Внезапно я почувствовал тошноту. Силы покинули меня. Но я все же не рухнул, удержался на ногах, и мой приятель ничего не заметил. Тем более что мне удалось равнодушно ответить:

– Никак.

– ???

– Об-сто-я-тель-ства…

Князь засунул руки в карманы пальто и поежился. Сидя верхом на своем салатного окраса аппарате, он выслушивал мое донесение точно главнокомандующий, терпящий фиаско. Он явно был мной недоволен.

– Человек должен быть выше обстоятельств.

– Ты находишь?

– Обстоятельства – чуть ли не единственное в подлунном мире, над чем я возвышаюсь.

Что он имеет в виду? Неужели свой маленький рост?

Князь заторопился, попытался завести мотороллер, не слезая с мотоцикла, но каблук соскакивал с заводного рычага.

– Постой, дай-ка я!

Я ударил рычаг подошвой, тот спружинил было, но все же поддался, двигатель, фыркнув, затарахтел, мотороллер рванулся, и уже издали князь крикнул:

– Счастливо, старик!

И еще что-то, но я не разобрал.

Таков был теплый бульон моих переживаний, а вот в суровой действительности в это время происходило следующее. (Речь снова пойдет о моем братце.)

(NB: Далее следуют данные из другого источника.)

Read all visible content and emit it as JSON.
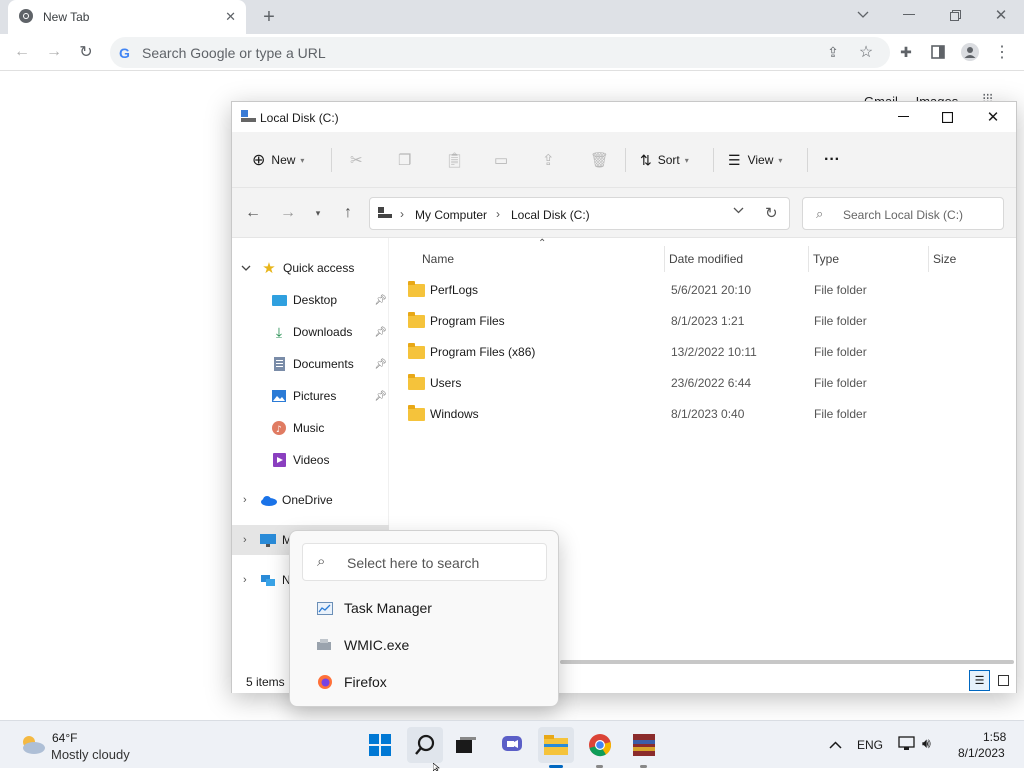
{
  "browser": {
    "tab_title": "New Tab",
    "omnibox_placeholder": "Search Google or type a URL",
    "ntp_links": [
      "Gmail",
      "Images"
    ]
  },
  "explorer": {
    "title": "Local Disk (C:)",
    "commands": {
      "new": "New",
      "sort": "Sort",
      "view": "View",
      "more": "···"
    },
    "breadcrumb": [
      "My Computer",
      "Local Disk (C:)"
    ],
    "search_placeholder": "Search Local Disk (C:)",
    "nav": {
      "quick_access": "Quick access",
      "items": [
        {
          "label": "Desktop",
          "icon": "desktop-icon",
          "pinned": true
        },
        {
          "label": "Downloads",
          "icon": "downloads-icon",
          "pinned": true
        },
        {
          "label": "Documents",
          "icon": "documents-icon",
          "pinned": true
        },
        {
          "label": "Pictures",
          "icon": "pictures-icon",
          "pinned": true
        },
        {
          "label": "Music",
          "icon": "music-icon",
          "pinned": false
        },
        {
          "label": "Videos",
          "icon": "videos-icon",
          "pinned": false
        }
      ],
      "onedrive": "OneDrive",
      "mycomputer_partial": "M",
      "network_partial": "N"
    },
    "columns": {
      "name": "Name",
      "date": "Date modified",
      "type": "Type",
      "size": "Size"
    },
    "rows": [
      {
        "name": "PerfLogs",
        "date": "5/6/2021 20:10",
        "type": "File folder"
      },
      {
        "name": "Program Files",
        "date": "8/1/2023 1:21",
        "type": "File folder"
      },
      {
        "name": "Program Files (x86)",
        "date": "13/2/2022 10:11",
        "type": "File folder"
      },
      {
        "name": "Users",
        "date": "23/6/2022 6:44",
        "type": "File folder"
      },
      {
        "name": "Windows",
        "date": "8/1/2023 0:40",
        "type": "File folder"
      }
    ],
    "status": "5 items"
  },
  "popup": {
    "search_placeholder": "Select here to search",
    "items": [
      "Task Manager",
      "WMIC.exe",
      "Firefox"
    ]
  },
  "taskbar": {
    "weather_temp": "64°F",
    "weather_desc": "Mostly cloudy",
    "lang": "ENG",
    "time": "1:58",
    "date": "8/1/2023"
  },
  "colors": {
    "accent": "#0067c0",
    "folder": "#f5c33b",
    "taskbar": "#eef1f6"
  }
}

Отслужив срочную, он демобилизовался.

Дома появился внезапно – распахнул дверь, шагнул в комнату, и его матушка оцепенела от счастья. Даже чайная чашка выпала из вдруг ослабевших пальцев и расколола блюдце. Прозрачная жижица быстренько потекла с клеенки на юбку. Ладный такой морячок в тесном бушлате широко улыбался, шире некуда. Не мог он сдержать эту непобедимую улыбку, сил не хватало – так был счастлив и так устал от дороги и от волнения. И происходит следующее. Прошу внимания. Заметим, что он еще не поздоровался с матерью и вообще еще ни слова не произнес в Москве. И всю дорогу промолчал. Последний же раз на Севере говорил, прощаясь с товарищами. В комнате – тишина.

– Дома папа? – спросил он весело и нетерпеливо.

Толстая еврейка, мамаша его, пошатнулась.

– Боже мой, Боря! – закричала она. – Что ты говоришь! У тебя давно нет отца, он на войне погиб, ты же знаешь. Его убили!

– Его убили, – все еще улыбаясь, произнес братец. – Знаю.

И – зарыдал.

Лирический герой (или антигерой) настоящего повествования вспомнил редакцию журнала и разгоряченного руководящего им писателя, чью книгу в тот период сочиняла и правила вся редакция. Огромный роман. Один поправлял диалоги, другой исправлял надежи, третий придумывал названия глав. Писатель приехал с важного заседания с телевидением и выступлением высокопоставленной партийной шишки. Заскочил в редакцию, некое уютное здание на старинном московском бульваре, и приятно стало. Вечер, снаружи окна светятся, а внутри сотрудники делом заняты, его эпопею пишут.

Хорошо!

Людишки, конечно, мелкие, продажные, сволочь народец, а все же молодцы!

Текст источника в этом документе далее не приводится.